It’s been long since I pinned words to paper, since I set aside moments to let my thoughts flow–but there’s a little something I’ve been learning here in the desert, here in the middle of serving, of giving, that I must let the ink run.
I’m not going to give an account of glorious miracles, of unending ease, of a perfect ministry. I’m simply going to lay the pieces bare, let honesty speak for herself.
Because really, most days look like a little broken boy screaming in class, throwing his chair across the room, seething in defiance, in unresolved hurt. Most days look like mustering all my strength to drag myself back to the small schoolroom, back to something I don’t particularly enjoy, back to giving love when all I want is to crawl in a hole and cry. Most days look like an unending hurricane of planning, organizing, and executing those plans. Most days look like jumping from one program to the next, expending the last of my energy. Most days look like questioning and second guessing every decision I make, every action taken. Most days look like an overwhelming sense of inadequacy, of inefficiency.
Most days look like a mess.
And I’m living with these people who are living the same messy realities I am–brokenness.
It’s addictions and abuse, neglect and darkness that overshadow their days. These people live hard lives. And I’m struck because here, there is no shame is naming the hard, in admitting the ugly, embracing the broken. They’re open and willing to say, “I didn’t have a good day”, “I’m struggling”, “I’m not doing well”. Brutal honesty is what keeps them sane. I’m humbled at their long, fervent prayers, the tears they weep for their people. They are all connected by this one truth–life is not easy. Hard days happen. We’re all broken and a mess.
It hits hard.
I’ve been accustomed to the subtle American culture of insisting that everything is ‘always fine’, accustomed to millions of individuals hiding behind a faulty facade of perfection. It’s been labeled taboo to admit the hard. People are shamed for admitting brokenness, shamed for admitting the darkness, which inevitably leads to a shallow exterior. It results in thousands of people alone and afraid to admit reality. But we’re all only covering up a world of ugliness that is really just a common thread linking all of humanity together–this brokenness, this pain.
And me too. I’ve been living the lies as best I can, living the lies that life is fine–I’m fine. I’ve been covering up and hoping these hard days would morph into and become the lies I’m striving to live–the lies that I am fine. Always fine. But I’m learning that ignoring the dark side is not called positivity. It’s called naivety.
Because you cannot grow through what you ignore.

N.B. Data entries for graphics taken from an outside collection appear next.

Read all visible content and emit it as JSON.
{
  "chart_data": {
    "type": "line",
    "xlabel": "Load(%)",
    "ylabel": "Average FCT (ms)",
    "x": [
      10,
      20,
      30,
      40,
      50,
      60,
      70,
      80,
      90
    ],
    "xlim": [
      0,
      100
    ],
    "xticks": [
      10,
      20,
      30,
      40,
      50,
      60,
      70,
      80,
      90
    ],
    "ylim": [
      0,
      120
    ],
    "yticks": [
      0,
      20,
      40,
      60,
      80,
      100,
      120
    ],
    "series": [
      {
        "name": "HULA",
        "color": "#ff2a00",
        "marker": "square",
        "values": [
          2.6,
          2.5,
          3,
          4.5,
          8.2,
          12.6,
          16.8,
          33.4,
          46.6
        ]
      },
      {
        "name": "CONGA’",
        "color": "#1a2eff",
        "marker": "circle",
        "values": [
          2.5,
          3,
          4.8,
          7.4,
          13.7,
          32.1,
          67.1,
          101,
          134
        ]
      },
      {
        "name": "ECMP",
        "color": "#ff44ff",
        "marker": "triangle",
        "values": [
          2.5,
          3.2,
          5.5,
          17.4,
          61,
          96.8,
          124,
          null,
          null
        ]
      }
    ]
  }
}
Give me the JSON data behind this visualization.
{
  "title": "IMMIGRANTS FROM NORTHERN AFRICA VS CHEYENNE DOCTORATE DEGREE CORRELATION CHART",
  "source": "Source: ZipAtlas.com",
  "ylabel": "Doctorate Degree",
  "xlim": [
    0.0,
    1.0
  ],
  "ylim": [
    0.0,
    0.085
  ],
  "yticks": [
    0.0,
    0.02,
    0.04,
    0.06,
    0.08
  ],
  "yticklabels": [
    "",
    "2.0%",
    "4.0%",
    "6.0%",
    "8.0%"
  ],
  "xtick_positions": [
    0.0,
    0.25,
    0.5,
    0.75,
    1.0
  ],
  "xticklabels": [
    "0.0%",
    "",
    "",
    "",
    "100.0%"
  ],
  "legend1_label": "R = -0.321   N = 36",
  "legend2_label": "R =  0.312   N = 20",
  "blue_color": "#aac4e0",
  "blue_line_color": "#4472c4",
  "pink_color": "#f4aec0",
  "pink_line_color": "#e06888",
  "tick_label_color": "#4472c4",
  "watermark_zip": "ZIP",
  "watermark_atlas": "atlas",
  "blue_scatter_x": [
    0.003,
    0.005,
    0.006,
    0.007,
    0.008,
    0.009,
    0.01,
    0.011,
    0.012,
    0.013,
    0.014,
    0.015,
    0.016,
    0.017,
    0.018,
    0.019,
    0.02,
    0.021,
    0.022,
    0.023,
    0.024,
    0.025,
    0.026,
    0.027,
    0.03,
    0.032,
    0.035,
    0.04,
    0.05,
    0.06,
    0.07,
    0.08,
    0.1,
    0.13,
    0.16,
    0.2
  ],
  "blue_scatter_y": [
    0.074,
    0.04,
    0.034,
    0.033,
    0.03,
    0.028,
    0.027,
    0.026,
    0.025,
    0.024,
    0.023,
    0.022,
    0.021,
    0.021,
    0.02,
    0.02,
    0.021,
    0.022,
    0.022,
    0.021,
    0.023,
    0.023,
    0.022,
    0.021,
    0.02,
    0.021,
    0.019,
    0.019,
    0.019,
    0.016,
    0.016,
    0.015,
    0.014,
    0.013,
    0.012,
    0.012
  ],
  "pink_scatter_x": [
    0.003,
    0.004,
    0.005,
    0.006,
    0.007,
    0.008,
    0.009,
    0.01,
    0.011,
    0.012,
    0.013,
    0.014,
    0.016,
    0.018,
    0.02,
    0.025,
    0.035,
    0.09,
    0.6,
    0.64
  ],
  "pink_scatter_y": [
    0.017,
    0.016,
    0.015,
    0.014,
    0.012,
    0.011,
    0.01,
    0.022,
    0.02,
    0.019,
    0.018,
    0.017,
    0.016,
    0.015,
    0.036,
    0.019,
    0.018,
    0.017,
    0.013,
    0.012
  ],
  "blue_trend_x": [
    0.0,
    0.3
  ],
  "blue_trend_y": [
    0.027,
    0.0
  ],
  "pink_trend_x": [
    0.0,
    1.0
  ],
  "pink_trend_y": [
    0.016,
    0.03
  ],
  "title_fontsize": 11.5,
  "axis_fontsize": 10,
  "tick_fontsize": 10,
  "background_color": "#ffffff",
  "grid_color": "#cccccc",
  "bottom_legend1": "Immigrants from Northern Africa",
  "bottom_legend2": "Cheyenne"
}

There IS a difference between dwelling on the dark side and acknowledging the dark side, and though it is never right to dwell in negativity, you can only learn from what you acknowledge. Ignoring the pain has the equivalent effect that dwelling in the pain has.
Success is not finalized by becoming blind to brokenness.
The simple truth is, hard days happen. And the question then is, what are you going to do with your hard days? Ignore their existence? Let them become your darkening shadow, your constant sidekick? True positivity is acknowledging the hard, embracing the brokenness, admitting the ugly and choosing to grow through what you go through, choosing to praise God’s name anyway, and daring to believe God is only and always good.
It’s a choice. It’s your choice.
And choosing grace and glory in the hard and ugly?
That’s boldness. That’s bravery. That’s courage. That’s joy in the crucible.